2a – esthétique de l’ennui …

Publié originellement le 27 novembre 2003 sur mouton.rebelle.

c’est un temps qui passe sans un bruit,
ces moments qui s’effacent dans le déni.

(ULg, Amphis de l’Europe, salle 604, 15h20, mardi 25 novembres 2003)

Autour de moi, ils sont là, tous présents, sans haine et sans effroi, fantômes de mon passé, démarquant à tout jamais cette frontière, rupture solidaire de cette solitaire asocialité.

Le changement, lui même, le seul à être constance, c’est lui qui frappe à la porte de mon être, c’est lui qui remue ce chaos existentiel et qui au final précipite passivité, inaction, auxquels succède inévitablement cette douce mort, cette disparition affective.

Car c’est de cela dont nous parlons, ce néant affectif, dont on ne sort que pour mieux replonger. C’est un paradoxe, une question sans réponse et qu’on énonce ainsi : « Préfère tu les déceptions ou les regrets ? ». Car l’horreur du monde est telle, qu’on ne peut y échapper.

(ULg, Amphis de l’Europe, salle 604, 09h10, mercredi 26 novembre 2003)

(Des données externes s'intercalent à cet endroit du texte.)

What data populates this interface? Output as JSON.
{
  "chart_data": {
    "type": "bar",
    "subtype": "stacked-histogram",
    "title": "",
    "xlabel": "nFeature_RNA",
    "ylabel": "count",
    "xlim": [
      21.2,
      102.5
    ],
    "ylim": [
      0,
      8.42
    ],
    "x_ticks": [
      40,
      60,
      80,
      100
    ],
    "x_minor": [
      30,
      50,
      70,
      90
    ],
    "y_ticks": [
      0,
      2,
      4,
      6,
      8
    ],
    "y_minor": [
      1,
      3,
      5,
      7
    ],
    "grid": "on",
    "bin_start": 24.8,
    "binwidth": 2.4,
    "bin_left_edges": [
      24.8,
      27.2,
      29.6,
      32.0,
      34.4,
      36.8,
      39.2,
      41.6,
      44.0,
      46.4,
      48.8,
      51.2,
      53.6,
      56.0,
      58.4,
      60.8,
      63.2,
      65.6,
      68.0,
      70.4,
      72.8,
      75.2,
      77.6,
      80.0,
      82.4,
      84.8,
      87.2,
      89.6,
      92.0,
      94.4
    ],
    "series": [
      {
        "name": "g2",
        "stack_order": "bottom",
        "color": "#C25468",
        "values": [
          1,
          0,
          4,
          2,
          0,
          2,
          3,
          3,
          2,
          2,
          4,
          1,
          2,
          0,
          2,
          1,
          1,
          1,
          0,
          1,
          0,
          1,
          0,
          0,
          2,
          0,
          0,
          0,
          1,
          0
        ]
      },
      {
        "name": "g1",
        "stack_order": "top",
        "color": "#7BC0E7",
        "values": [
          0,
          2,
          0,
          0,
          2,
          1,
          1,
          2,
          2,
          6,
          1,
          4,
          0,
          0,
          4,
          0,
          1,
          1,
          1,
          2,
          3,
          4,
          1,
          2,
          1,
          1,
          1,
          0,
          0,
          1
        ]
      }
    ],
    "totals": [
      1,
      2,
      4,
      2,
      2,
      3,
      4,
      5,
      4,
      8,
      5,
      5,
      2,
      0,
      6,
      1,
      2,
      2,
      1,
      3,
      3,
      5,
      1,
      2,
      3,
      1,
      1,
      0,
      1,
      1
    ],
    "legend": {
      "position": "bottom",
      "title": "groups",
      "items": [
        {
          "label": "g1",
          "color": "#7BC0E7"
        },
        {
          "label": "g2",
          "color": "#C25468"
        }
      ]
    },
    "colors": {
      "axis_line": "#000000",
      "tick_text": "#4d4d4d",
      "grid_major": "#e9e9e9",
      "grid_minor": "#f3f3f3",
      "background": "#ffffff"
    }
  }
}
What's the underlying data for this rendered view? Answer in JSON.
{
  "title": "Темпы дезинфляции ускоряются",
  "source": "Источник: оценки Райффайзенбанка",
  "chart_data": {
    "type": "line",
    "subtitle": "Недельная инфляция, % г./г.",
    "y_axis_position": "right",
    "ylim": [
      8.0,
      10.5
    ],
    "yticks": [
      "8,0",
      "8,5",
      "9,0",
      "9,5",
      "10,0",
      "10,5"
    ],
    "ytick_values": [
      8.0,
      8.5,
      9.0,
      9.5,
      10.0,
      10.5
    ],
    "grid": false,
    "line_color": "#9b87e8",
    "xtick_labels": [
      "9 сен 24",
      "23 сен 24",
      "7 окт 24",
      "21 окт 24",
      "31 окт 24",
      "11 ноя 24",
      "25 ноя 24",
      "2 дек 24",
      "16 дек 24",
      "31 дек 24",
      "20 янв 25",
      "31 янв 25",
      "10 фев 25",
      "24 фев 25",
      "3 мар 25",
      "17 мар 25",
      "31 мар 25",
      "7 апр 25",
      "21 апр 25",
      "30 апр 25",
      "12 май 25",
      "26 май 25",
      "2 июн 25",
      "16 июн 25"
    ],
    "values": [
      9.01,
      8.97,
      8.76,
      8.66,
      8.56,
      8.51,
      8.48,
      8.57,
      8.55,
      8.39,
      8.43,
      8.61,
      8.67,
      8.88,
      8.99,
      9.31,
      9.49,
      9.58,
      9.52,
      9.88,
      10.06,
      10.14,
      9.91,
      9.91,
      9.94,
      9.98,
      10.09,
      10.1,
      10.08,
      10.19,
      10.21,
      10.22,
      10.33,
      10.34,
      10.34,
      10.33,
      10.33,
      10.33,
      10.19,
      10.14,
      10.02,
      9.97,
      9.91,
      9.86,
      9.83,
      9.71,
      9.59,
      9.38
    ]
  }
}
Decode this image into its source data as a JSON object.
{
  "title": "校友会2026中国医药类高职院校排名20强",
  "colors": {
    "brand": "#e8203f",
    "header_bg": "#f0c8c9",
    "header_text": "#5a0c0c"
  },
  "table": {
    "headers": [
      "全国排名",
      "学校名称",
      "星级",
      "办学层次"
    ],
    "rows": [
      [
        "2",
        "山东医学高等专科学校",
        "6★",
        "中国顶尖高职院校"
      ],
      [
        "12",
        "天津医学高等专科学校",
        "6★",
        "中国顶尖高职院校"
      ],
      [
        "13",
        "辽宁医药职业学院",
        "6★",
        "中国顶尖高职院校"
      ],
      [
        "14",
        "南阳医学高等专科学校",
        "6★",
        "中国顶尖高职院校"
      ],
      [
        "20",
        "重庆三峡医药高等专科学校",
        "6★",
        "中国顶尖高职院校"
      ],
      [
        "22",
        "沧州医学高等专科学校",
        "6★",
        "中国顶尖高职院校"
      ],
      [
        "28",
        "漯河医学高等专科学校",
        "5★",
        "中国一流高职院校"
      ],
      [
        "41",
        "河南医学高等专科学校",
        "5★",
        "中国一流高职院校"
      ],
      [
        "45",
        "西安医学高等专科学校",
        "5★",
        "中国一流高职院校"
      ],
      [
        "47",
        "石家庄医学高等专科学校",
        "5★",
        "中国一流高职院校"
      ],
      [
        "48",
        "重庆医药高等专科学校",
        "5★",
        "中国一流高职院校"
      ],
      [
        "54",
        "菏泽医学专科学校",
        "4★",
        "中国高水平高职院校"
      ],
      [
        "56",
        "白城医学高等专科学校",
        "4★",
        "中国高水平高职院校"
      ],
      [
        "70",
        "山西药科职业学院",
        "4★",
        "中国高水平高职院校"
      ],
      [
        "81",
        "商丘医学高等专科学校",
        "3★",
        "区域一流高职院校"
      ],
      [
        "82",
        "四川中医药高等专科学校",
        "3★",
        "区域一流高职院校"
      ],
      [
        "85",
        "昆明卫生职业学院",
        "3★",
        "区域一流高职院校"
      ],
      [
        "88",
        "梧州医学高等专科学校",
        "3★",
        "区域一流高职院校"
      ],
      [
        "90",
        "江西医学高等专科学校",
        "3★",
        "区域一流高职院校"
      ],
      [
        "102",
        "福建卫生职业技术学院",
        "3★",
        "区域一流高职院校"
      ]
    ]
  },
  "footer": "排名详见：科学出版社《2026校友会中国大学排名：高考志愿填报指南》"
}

Reste l’espoir, ce traitre, la source simultanée de notre plus grande force et de notre plus grande faiblesse, comme il disait. Un bien cruel concept qui nous enchaine à croire, qui oblige a la fois comme le plus dur des tyrans ! Et pourtant, nous l’avons déjà dit mais je le répéte, et j’insiste, on ne peut y échapper.

Hier encore l’espoir se tenait à mes côtés, hier encore elle illuminait mes pensées. Illumination ? Aveuglement ! Paralysie de l’âme et de l’esprit, qui exprime ce non-dit, ces mots tendres que j’espérais tant dire, ces mots d’amour que je voulais tant écrire. Mais l’inaction toujours, ces gestes que j’attends, et toujours le temps qui efface ces instants sans gloire ou s’écroule mes éphémères décisions transformées à jamais en ultime regret. Et hier encore je grandiloquais sur cette décision déjà prise pour ce matin mieux l’oublier.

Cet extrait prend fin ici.